Districts are still considering the teachers’ concerns about reopening, and those choosing hybrid models haven’t necessarily nailed down specifics with their unions. In the Seattle Public Schools, for example, the Seattle Education Association hasn’t signed off on a plan. In Massachusetts, unions have called for a phased-in reopening plan over a six-week period. And Maryland unions, along with the state PTA, have called for a virtual start to the year.

“It’s not just the states versus the federal government,” Roza said. “It’s the states, the federal government and the unions.”

Slow handoff to the local level

Even as Congress weighs a new relief package, most districts are still waiting on distributions from the last one, which included the $13.2 billion Elementary and Secondary School Emergency Relief Fund. A late June Government Accountability Office report showed that although 97 percent of those funds had been promised by the end of May, only 1 percent had reached districts.

Georgia, Iowa and Missouri were among the seven states that had already spent some funds, according to the report. The watchdog agency will provide an update at the end of August.

The other fund in the CARES Act is a flexible fund that governors can use for K-12 or higher education. A review of states’ applications shows that most plan to use the bulk of that $3 billion to shore up their distance learning systems — either for devices, internet access or statewide virtual learning platforms. States were expected to have reports in to the U.S. Department of Education by Friday detailing how they’ve used the money so far. According to the department, they had received 13 reports as of Monday.

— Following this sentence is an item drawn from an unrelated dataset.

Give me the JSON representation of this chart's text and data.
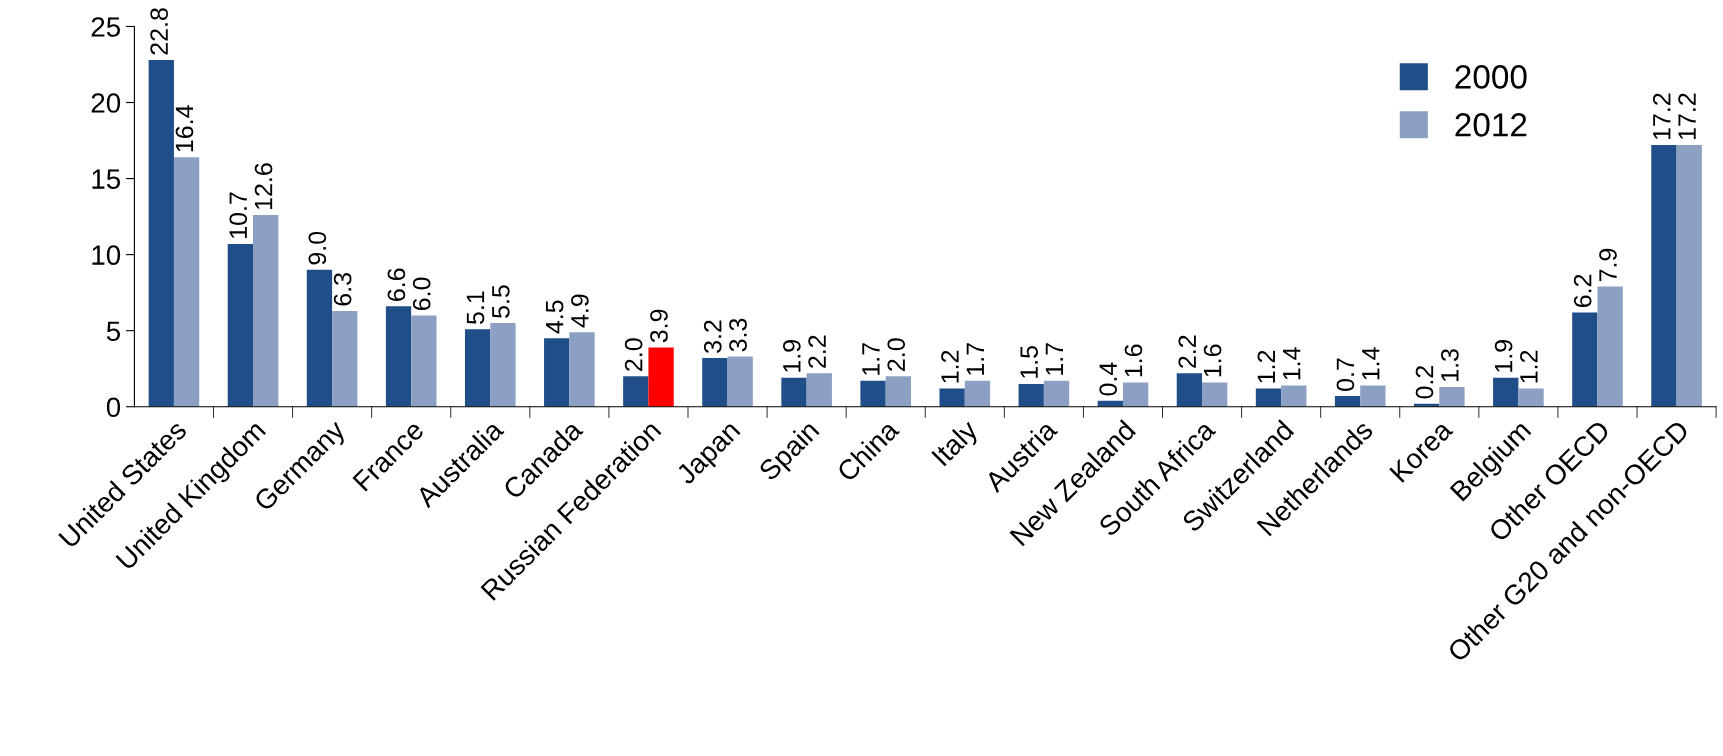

While some of the delay in getting the funds to districts is likely due to the fact that states were still creating an application process for districts, Ng, with AASA, added that states are also temporarily using the funds to make up for losses in state revenue.

The department required that states promise to maintain what they were already spending on education in order to receive the stabilization funds. That was one reason Balow said Wyoming was the last to apply for federal aid. “That’s a really tough guarantee,” she said. ‘That’s a tough promise to make.”

States will be able to apply for a waiver from that rule if they experience sharp declines in revenue. “I think it will be a pretty significant issue for a lot of states as we see funding shortfalls,” she said.

Another ‘critical part’

For all of his insistence that schools reopen, President Trump has given little attention in recent months to the child care industry, which advocates and Democrats say is just as important to economic recovery.

The HEROES Act includes $7 billion for child care. But, with surveys showing many providers at risk of closing permanently, advocates have said the system needs $50 billion to rebuild. That’s the same figure in the Child Care Is Essential Act, sponsored by Sen. Patty Murray, Democrat of Washington, ranking member of the Senate Health, Education, Labor and Pensions Committee, and other Democrats.

Last week, Sen. Joni Ernst, Republican of Iowa, and HELP Committee chair Sen. Lamar Alexander, Republican of Tennessee, introduced the Back to Work Child Care Grants Act, a program that would provide nine months of assistance to providers as they reopen. Funding would be determined as part of the appropriations process.

“Two-thirds of children in the U.S. under age 6 have parents in the workforce, and those parents can’t go to work if they don’t have someone to take care of their children safely during the day,” Alexander said in a statement.

But Murray wasn’t impressed.

“Frankly, it’s like they’re trying to put out a fire with an empty bucket,” she said in a statement.

The HEROES Act also includes $3 billion for child nutrition programs to help make up for the losses to school meal programs during school closures. The School Nutrition Association, which represents school nutrition personnel, has also called on the U.S. Department of Agriculture to provide all students with free meals throughout the upcoming school year.

Specifically, the association is asking the agency to extend waivers that have allowed schools to operate their grab-and-go meal sites, to have flexibility over menu options and to distribute meals in more locations.